Obwohl Karsten wusste, dass ein Großteil von Westerland aus hässlichen Wohnsilos aus früheren Jahrzehnten bestand, hatte er nach Lorenz’ Erzählungen eine romantische Vorstellung von der Klinik gehabt. Er stellte sich diese glücklich machende Asthmaklinik wie einen alten Bauernhof vor, umgeben von einigen in den Dünen verstreuten reetgedeckten Häuschen und selbstverständlich direkt am Strand gelegen. Doch dann sagte Lorenz plötzlich vor einem mehrgeschossigen rostroten Zweckbau in einer stinknormalen Nebenstraße mitten in Westerland, Karsten solle anhalten, sie wären da. Lorenz hatte noch immer sein seliges Grinsen im Gesicht. Er lief vorneweg, konnte es kaum erwarten, ein asphaltierter Weg, volle Fahrradständer, Dünen, dann Treppen, und dann fegte der Anblick alle Bedenken und schlechten Gefühle weg.
Die gleißende, von Meer und Strand reflektierte Nachmittagssonne ließ sie die Augen zusammenkneifen und die Hände schützend an die Stirn legen. Hier roch es nun auch tatsächlich intensiv nach Meer, sauber, feucht und salzig. Ehrfürchtig blieben sie stehen.
»Was wollt ihr denn nun? Rein oder raus?«, hörte Karsten eine Stimme neben ihm.
»Ich mach das schon«, beeilte sich Lorenz zu sagen und gab der schlecht gelaunten Frau, die sich aus der Dunkelheit eines hölzernen Kabuffs gemeldet hatte, einen Zehneuroschein.
»Das reicht nicht«, sagte sie.
»Oha«, lachte Lorenz und reichte ihr noch einen Zehner.
»Eintritt für den Strand?«, fragte Miriam ungläubig.
»Kurtaxe«, erklärte er. »Das nehmen die hier ganz genau.«
Über die wenigen Stufen einer Holztreppe stiegen sie hinab zum Strand, stapften barfuß durch den warmen weichen Sand und ließen sich neben den Resten einer Strandburg nieder, die von der nahenden Abendflut bald vollends weggespült werden würde. Eine Gruppe Kinder tobte um zwei Volleyballnetze herum, die am Strand aufgestellt waren. Zwei Frauen mit sonnengegerbten Gesichtern standen am Rand. Mit stoischem Blick ließen sie die Kinder gewähren.
»Na, willst du nicht deinen Kindergärtnerinnen hallo sagen?«, stichelte Karsten in Lorenz’ Richtung. Er ignorierte es.
»Wer als Erstes …«, rief Franziska, aber Miriam und Lorenz waren schon losgerannt wie aufgekratzte Kinder. Karsten hatte es gar nicht bemerkt, dass sich die anderen in Windeseile umgezogen hatten, während er noch immer mit der Badehose in der Hand das Meer anstaunte, überwältigt. So lange war er nicht mehr am Meer gewesen.

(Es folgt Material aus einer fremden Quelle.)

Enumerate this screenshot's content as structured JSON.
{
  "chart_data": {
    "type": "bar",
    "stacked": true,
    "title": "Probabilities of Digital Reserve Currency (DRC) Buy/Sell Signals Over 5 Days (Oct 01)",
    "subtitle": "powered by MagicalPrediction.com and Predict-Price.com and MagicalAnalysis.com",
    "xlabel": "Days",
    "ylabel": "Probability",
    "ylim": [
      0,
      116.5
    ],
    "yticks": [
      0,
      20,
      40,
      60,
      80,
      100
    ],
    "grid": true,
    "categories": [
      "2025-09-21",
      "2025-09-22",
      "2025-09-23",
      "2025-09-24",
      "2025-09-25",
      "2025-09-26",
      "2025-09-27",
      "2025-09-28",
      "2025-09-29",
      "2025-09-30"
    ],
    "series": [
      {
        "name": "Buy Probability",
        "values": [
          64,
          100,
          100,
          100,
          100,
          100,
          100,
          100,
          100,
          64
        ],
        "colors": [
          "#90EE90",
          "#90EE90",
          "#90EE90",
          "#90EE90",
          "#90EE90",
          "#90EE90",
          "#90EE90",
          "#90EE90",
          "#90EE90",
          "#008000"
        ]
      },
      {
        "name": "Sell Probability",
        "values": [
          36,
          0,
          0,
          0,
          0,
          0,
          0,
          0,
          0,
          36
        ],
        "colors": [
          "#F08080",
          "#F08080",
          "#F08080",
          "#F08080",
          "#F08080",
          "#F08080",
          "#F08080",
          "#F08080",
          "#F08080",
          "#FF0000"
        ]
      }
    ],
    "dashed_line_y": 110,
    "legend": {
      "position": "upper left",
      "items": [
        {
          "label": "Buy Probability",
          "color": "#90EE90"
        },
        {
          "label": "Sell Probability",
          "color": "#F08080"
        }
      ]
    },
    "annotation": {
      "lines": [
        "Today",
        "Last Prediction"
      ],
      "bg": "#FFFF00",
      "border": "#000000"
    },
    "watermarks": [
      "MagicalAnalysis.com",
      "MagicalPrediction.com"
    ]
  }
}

Mit beeindruckender Wucht brandeten die Wellen an den Strand, brachen und zerliefen dann schaumig und ohne Hast über den glattgewalzten Sand. Woher kam bei so ruhigem Wetter dieser Wellengang? Vielleicht war das hier immer so. War Sylt nicht genau dafür bekannt und beliebt? Schwere See, dachte Karsten plötzlich, schwere See, mein Herz. Dieses alte Lied von Element of Crime. Heilte das Meerwasser nicht Wunden? Konnte die Nordsee auch in einem drin alles rund und weich und glatt spülen wie die kleinen Scherben und Holzstückchen, die man an Stränden wie diesem finden konnte?
Franziska und Miriam quietschten, Lorenz und Karsten brüllten, das Wasser, kalt für diesen endlosen heißen Sommer, kälter als erwartet, prickelte wunderbar auf der Haut. Die dunklen Gedanken verschwanden, als wären sie nie da gewesen. Sie blieben so lange im Wasser, bis sie Gänsehaut hatten, tauchten immer wieder durch die Wellen und wurden von ihnen zurück an den Strand getrieben. Sie ließen sich lang im Sand ausgestreckt von der Sonne trocknen und wieder aufwärmen. Gegen halb sieben brachen sie auf, um das Ferienhaus von Matzes Familie zu suchen. Sie taten es ein wenig widerwillig.